In sum, while the intent to safeguard Medicaid pricing is understandable, HB 2402 elevates government control over private transactions, increases regulatory scope, and invites unknown fiscal consequences. These issues run counter to the core principles of limited government, free enterprise, and fiscal responsibility. Texas Policy Research recommends that lawmakers vote NO on HB 2402.

  • The bill does not directly restrict the liberty of individuals to choose providers or participate in discount programs. Medicaid recipients will still have access to services; however, the bill could have indirect effects on access if it influences pharmacies to alter or discontinue low-cost programs. On balance, the bill maintains current options but does not expand individual liberty in a meaningful way.
  • The legislation neither incentivizes nor discourages individuals from making responsible choices regarding healthcare. It does not change eligibility, co-pays, or access models. Its focus is institutional—targeting how Medicaid sets reimbursement rates—so the principle of personal responsibility is not meaningfully advanced or eroded.
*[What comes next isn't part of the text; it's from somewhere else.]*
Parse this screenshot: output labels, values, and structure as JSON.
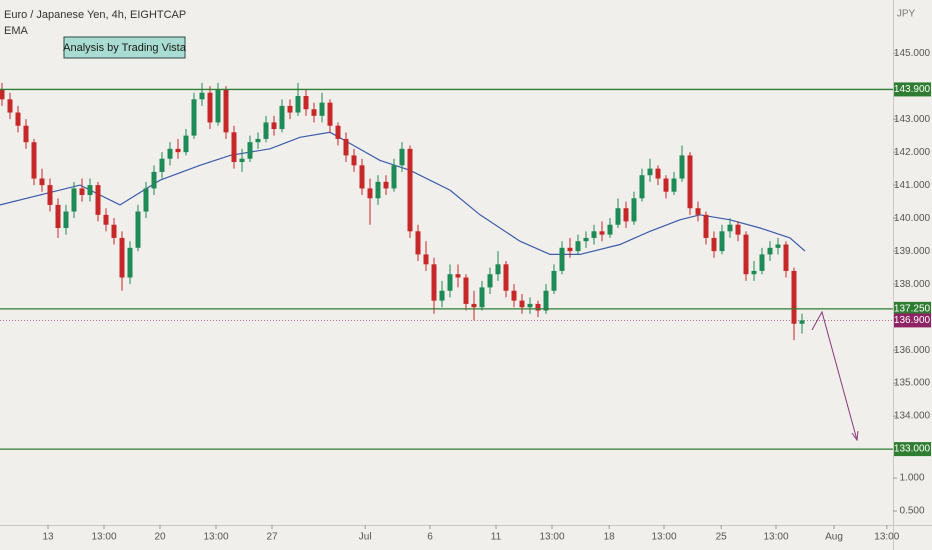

  • Free enterprise is the most negatively affected liberty principle. By explicitly excluding pricing from monthly membership discount programs in Medicaid rate calculations, the bill undermines a form of voluntary, consumer-driven market innovation. These programs have emerged as private alternatives to traditional insurance and offer affordable access for many consumers. Penalizing their influence in public reimbursement calculations amounts to state interference in a legitimate market dynamic, discouraging private competition and innovation.
  • The bill does not alter property ownership or restrict how businesses operate beyond one aspect of price reporting. Providers retain autonomy over their pricing models and participation in Medicaid. However, by setting boundaries on which prices can be recognized for reimbursement purposes, the state is nudging providers toward certain models over others—suggesting some modest regulatory encroachment, though not a direct infringement on property rights.
  • While the bill doesn’t create new programs or agencies, it expands the scope of regulatory oversight within Medicaid. The Health and Human Services Commission must now distinguish and exclude a specific category of pricing—introducing complexity, discretion, and potentially new compliance mechanisms. This growth in administrative responsibility reflects a move away from minimal government involvement and adds regulatory weight without demonstrable public benefit or cost justification.